O Congresso Católicos e Vida Pública incorporará pela primeira vez adoração ao Santíssimo

O Congresso Católicos e Vida Pública incorporará pela primeira vez adoração ao Santíssimo

A Associação Católica de Propagandistas (ACdP) e a Fundação Universitária San Pablo CEU apresentaram a 27ª edição do Congresso Católicos e Vida Pública, que ocorrerá de 14 a 16 de novembro em Madrid sob o lema «Tu, Esperança» como um chamado para dirigir o olhar a Deus e também ao próximo: «A esperança é algo a que um católico não pode renunciar».

Os codirectores, José Masip e María San Gil, destacaram que este ano o encontro contará com uma maior dimensão espiritual, com adoração ao Santíssimo, missas solenes e confissões durante o fim de semana.
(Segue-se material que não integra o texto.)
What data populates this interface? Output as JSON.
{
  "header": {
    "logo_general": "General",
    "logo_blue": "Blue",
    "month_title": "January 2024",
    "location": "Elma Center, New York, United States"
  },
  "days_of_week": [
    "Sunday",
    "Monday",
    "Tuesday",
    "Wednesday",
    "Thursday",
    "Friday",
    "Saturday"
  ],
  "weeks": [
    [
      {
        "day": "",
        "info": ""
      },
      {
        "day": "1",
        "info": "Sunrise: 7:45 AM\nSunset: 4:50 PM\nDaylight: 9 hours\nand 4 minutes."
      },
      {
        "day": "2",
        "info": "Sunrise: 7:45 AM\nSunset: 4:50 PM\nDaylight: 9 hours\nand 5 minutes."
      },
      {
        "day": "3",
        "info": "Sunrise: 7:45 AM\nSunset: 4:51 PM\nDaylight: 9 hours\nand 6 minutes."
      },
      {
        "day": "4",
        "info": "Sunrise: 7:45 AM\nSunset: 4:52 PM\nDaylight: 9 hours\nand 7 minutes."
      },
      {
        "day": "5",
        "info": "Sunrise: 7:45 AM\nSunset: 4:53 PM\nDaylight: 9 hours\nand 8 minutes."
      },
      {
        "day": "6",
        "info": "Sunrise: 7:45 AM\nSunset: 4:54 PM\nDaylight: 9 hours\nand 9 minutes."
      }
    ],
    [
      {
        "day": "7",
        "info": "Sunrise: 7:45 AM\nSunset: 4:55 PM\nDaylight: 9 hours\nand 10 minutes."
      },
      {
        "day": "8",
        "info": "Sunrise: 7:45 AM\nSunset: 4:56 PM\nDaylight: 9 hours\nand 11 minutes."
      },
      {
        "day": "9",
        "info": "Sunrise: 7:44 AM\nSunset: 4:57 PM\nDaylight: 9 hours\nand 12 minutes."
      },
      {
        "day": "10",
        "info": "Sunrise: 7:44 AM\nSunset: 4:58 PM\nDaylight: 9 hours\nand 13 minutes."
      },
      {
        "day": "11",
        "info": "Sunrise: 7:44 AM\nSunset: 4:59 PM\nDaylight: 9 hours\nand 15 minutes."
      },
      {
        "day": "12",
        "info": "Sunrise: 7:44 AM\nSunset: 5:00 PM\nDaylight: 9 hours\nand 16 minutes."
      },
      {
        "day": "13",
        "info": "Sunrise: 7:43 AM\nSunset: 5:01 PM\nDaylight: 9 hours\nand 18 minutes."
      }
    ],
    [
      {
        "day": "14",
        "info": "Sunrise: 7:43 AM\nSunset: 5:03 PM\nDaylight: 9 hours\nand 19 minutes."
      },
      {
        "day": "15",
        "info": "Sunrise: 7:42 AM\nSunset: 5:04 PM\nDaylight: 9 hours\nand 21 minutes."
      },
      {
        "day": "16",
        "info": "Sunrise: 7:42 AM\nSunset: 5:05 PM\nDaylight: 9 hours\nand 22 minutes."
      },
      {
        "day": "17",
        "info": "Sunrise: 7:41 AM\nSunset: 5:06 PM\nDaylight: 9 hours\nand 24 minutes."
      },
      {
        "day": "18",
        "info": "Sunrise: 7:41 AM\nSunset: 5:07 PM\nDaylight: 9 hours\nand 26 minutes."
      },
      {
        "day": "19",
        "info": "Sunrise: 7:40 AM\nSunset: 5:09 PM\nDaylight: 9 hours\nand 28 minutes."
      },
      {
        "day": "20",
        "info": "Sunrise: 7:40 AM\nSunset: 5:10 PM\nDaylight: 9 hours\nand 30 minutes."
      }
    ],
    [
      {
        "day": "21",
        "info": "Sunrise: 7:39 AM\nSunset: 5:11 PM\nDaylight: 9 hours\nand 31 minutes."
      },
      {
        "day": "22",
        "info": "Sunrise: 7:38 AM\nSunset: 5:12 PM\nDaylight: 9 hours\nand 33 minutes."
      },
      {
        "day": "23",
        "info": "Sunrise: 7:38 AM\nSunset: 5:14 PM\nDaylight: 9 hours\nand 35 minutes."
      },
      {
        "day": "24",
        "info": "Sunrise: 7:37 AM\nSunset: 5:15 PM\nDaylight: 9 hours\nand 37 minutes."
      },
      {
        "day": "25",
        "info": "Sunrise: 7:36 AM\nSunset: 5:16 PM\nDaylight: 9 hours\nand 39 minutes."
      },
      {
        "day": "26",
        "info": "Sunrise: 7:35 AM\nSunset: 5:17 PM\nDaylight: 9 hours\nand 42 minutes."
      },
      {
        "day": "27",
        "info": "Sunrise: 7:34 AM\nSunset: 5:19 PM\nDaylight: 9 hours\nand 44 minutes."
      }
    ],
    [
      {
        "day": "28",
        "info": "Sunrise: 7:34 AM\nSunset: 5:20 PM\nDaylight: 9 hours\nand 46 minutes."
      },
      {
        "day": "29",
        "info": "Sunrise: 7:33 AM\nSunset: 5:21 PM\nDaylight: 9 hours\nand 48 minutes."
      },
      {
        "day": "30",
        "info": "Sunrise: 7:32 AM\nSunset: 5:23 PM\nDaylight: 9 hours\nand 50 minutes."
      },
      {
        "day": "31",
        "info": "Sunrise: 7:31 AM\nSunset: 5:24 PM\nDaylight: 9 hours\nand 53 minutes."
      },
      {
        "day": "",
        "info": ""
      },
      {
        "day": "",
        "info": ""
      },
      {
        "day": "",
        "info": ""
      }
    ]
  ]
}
O cartaz desta edição mostra um mundo escuro iluminado por um foco de luz que ilumina o único personagem que porta a cruz. «Levar a cruz no peito sempre nos dará a esperança para seguir o caminho para Cristo», acrescentou Masip.

Palavras de María San Gil: um Congresso mais espiritual

A vice-secretária geral da ACdP, María San Gil, sublinhou que, além dos ponentes e mesas redondas de grande nível, este ano se quis reforçar a dimensão espiritual do encontro:

«O Congresso desenvolve-se como todos os anos, tem uns ponentes magníficos que já conheceis, mas eu gostaria de destacar outra coisa, que é que tentámos dar-lhe também um ponto mais de espiritualidade, e então este ano inauguramos a exposição ao Santíssimo… Vamos ter exposição ao Santíssimo desde a sexta-feira à tarde e todo o sábado durante o dia. Pedimos aos movimentos e às distintas realidades que nos acompanhem nessas horas de acompanhar o Senhor».

San Gil destacou que a adoração constitui «um ponto mais, um ponto de crescimento também do Congresso», já que implica movimentos e realidades eclesiais em algo tão especial como «adorar o Senhor durante todas essas horas em que vai estar exposto».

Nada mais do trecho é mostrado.